To your question, real world experience of scanning personal slides and negatives has been a positive experience. The relatively cheap scanner works well. The software is great. I can now deliver my old stuff to any platform from smartphones via Flicker, or to my 55 inch TV via a thumb drive in a USB port on my Blu-Ray player. 

The only frustration is that it is never as fast as I might want. I will never get all my stuff scanned. The goal has to be to select the "good stuff" and enjoy the process like it used to be in my darkroom. In the end, the significant annoyance is that my content and my skills as a storyteller might not be creative enough that anybody will want to look at what I make. 

The V500 scanner is certainly good enough to use my old Iran slides, apply the so called "Ken Burns" effect, add a narrative track and make a 3 minute YouTube documentary. 

The reviews, specs and features list did not address my ability to be creative!

Bill


----------



## Cholly (Mar 22, 2004)

I tried installing the Hammacher Schlemmer scanner (made by Viewpoint Solutions) and it appears that Windows 7 doesn't like the driver, because although it gets installed, when I attempt to run it for the first time (calibration), the scanner name is grayed out and nothing happens. Windows recognizes the scanner as a webcam with driver by Omnivision Technology, dated October 2007.


----------



## billsharpe (Jan 25, 2007)

I've had reasonable success with the Hammacher Schlemmer slide scanner for 35 mm slides but it can't handle larger sizes easily.
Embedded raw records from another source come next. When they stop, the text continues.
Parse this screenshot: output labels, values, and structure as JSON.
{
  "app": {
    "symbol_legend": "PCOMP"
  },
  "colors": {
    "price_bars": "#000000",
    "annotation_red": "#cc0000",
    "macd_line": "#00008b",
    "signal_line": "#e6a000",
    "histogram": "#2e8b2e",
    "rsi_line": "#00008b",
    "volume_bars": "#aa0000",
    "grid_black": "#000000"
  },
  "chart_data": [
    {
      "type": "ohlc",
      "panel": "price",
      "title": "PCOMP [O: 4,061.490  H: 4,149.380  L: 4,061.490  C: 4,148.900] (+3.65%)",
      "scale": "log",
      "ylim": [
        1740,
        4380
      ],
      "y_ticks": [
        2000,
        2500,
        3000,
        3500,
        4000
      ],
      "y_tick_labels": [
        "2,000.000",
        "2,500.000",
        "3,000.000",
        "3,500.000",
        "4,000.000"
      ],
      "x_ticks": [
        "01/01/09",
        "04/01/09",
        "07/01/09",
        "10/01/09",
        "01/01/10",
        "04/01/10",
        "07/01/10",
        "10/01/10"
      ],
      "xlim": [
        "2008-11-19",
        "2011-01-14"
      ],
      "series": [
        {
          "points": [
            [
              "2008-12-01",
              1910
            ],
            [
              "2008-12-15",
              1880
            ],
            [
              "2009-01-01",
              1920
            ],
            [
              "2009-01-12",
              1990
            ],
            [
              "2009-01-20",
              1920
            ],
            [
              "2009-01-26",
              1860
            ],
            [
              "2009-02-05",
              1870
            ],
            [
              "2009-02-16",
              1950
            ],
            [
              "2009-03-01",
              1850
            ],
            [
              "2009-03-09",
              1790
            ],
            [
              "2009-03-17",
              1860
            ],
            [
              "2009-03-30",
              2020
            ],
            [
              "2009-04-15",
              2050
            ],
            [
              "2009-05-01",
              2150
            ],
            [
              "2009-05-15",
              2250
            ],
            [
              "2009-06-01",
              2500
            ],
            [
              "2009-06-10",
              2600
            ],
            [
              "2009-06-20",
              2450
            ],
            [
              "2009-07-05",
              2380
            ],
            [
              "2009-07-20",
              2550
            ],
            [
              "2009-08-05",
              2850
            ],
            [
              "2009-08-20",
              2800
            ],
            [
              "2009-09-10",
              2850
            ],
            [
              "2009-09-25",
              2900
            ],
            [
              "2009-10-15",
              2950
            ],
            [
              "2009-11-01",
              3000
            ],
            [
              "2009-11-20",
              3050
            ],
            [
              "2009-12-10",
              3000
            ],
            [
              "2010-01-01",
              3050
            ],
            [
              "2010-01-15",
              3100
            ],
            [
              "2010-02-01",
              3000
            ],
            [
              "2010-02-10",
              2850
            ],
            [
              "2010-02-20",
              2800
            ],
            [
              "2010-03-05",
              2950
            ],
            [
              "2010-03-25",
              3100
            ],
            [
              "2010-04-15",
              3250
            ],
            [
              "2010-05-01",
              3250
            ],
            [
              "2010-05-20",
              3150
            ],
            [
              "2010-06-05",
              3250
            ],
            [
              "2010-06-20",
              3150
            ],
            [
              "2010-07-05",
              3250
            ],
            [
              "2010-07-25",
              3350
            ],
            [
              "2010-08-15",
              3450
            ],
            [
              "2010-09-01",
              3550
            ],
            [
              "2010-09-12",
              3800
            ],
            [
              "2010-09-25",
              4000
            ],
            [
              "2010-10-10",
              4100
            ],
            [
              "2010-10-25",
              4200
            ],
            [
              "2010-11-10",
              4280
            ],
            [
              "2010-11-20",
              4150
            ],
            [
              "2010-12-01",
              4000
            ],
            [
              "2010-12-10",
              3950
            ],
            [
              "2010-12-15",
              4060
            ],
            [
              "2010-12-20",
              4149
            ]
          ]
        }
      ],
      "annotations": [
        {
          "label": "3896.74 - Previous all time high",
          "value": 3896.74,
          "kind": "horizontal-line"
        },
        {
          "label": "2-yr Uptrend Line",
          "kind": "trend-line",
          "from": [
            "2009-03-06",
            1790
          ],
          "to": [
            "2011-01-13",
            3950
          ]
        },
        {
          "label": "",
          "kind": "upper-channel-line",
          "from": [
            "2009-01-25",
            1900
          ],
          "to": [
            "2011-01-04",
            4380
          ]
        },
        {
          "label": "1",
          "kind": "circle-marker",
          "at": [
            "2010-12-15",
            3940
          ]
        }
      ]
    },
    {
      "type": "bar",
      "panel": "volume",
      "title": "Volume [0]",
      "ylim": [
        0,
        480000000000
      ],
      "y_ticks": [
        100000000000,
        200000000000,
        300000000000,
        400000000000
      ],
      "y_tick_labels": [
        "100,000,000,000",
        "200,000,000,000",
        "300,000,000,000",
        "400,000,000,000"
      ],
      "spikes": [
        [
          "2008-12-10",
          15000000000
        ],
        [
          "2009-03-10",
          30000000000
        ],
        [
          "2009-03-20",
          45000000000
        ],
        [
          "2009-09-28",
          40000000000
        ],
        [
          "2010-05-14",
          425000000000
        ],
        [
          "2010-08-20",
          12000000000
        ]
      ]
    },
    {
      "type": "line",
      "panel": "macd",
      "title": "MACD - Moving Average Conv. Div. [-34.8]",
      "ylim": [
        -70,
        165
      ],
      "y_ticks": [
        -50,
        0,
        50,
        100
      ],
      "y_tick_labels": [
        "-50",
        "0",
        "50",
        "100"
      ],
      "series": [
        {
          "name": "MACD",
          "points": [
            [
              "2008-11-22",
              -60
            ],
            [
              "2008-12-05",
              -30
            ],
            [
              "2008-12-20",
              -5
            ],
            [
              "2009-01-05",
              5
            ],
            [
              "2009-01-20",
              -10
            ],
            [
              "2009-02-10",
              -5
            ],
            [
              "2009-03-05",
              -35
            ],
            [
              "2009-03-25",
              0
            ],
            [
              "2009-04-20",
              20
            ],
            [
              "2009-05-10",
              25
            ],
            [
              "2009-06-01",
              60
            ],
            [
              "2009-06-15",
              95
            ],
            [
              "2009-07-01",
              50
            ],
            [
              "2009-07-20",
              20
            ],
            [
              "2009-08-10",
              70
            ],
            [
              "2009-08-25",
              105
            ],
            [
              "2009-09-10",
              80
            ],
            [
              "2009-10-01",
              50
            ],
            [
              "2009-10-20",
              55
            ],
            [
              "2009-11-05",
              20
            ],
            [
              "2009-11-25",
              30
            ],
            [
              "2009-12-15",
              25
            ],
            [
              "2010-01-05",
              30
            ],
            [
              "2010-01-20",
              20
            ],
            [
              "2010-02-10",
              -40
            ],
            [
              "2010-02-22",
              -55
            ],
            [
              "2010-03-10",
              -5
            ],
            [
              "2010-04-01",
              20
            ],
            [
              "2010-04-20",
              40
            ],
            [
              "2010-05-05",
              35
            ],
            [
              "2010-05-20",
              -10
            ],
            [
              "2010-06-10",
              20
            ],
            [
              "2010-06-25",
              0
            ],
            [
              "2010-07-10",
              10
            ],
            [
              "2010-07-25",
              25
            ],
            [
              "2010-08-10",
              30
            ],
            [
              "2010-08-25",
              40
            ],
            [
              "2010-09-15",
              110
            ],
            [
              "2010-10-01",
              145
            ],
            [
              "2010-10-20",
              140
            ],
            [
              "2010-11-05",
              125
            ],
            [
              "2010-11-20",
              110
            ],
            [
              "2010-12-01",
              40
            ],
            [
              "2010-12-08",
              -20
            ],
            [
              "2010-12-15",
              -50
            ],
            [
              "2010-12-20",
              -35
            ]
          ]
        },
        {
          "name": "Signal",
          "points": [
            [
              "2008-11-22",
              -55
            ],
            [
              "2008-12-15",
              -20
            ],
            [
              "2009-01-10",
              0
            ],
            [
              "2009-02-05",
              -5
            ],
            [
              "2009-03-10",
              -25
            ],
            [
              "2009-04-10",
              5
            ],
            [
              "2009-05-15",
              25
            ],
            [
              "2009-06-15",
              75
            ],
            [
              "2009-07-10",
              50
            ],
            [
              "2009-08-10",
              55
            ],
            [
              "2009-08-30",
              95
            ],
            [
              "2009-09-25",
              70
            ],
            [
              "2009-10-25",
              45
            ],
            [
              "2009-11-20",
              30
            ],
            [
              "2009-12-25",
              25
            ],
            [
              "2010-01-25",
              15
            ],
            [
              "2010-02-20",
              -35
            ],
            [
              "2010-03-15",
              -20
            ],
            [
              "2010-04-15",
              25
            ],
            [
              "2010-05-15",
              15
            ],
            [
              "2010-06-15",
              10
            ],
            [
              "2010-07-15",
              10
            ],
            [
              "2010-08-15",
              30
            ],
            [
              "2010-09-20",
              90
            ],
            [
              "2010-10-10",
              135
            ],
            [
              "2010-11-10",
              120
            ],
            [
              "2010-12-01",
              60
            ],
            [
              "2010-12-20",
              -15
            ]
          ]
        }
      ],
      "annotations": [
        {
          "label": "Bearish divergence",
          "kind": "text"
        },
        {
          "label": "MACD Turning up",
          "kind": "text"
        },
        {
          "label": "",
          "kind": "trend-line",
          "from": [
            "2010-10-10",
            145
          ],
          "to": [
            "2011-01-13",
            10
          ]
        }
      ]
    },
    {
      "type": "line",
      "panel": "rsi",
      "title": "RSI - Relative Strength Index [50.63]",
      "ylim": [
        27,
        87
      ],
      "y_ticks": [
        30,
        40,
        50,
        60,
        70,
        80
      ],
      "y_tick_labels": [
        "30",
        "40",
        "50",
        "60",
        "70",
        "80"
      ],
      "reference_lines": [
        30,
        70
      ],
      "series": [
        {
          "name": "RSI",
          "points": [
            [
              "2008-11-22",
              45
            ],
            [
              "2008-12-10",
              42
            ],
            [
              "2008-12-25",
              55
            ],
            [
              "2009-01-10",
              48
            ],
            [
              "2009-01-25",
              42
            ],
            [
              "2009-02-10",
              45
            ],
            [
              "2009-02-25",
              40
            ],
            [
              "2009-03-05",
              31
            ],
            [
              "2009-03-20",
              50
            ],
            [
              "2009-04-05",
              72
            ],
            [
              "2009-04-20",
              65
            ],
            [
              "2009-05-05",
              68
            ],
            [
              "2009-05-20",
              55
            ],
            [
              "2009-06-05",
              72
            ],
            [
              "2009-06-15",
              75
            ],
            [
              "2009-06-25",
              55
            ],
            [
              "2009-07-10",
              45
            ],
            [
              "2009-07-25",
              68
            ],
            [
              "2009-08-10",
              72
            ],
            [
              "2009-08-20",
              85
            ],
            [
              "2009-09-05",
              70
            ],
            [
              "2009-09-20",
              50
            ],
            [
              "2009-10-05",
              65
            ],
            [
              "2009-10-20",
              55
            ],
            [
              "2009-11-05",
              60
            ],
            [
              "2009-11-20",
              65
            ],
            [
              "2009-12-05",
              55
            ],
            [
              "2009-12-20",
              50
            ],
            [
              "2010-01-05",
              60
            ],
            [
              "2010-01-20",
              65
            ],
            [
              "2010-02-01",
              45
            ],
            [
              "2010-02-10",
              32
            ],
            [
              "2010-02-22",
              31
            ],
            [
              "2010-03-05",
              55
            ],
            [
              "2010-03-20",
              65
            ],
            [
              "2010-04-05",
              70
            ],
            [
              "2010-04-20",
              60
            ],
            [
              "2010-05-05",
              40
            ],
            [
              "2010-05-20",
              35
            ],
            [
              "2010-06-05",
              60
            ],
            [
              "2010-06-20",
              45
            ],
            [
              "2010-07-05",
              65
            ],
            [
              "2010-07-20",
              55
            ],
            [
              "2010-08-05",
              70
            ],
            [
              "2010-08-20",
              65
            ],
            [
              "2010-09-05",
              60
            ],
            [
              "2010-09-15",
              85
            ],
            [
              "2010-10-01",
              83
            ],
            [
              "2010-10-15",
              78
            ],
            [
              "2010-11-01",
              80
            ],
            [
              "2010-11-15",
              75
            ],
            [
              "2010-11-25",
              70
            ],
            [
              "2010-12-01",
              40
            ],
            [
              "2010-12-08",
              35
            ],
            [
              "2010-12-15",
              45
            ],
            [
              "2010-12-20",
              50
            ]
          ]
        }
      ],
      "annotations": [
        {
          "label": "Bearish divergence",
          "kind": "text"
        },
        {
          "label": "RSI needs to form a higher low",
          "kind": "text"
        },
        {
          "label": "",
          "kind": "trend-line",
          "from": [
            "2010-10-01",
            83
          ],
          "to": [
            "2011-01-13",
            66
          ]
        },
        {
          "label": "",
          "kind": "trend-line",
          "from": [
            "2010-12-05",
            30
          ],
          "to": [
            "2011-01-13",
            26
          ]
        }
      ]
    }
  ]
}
I was able to scan a few large black and white negative using my HP 1310 All-in-one. The trick was to leave the top cover open and put a bright light above the glass plate. I used Photoshop Elements to adjust the picture a bit and was satisfied with the result. However I had no luck at all with a large color positive. These are 60-year-old slides. I sent the color positive to a photo lab and they came up with a fairly decent print but advised me to digitize the photo ASAP as there was some foreign substance on the slide that they could not remove. I have since scanned the lab's print, which was 5 by 7, with good results.


----------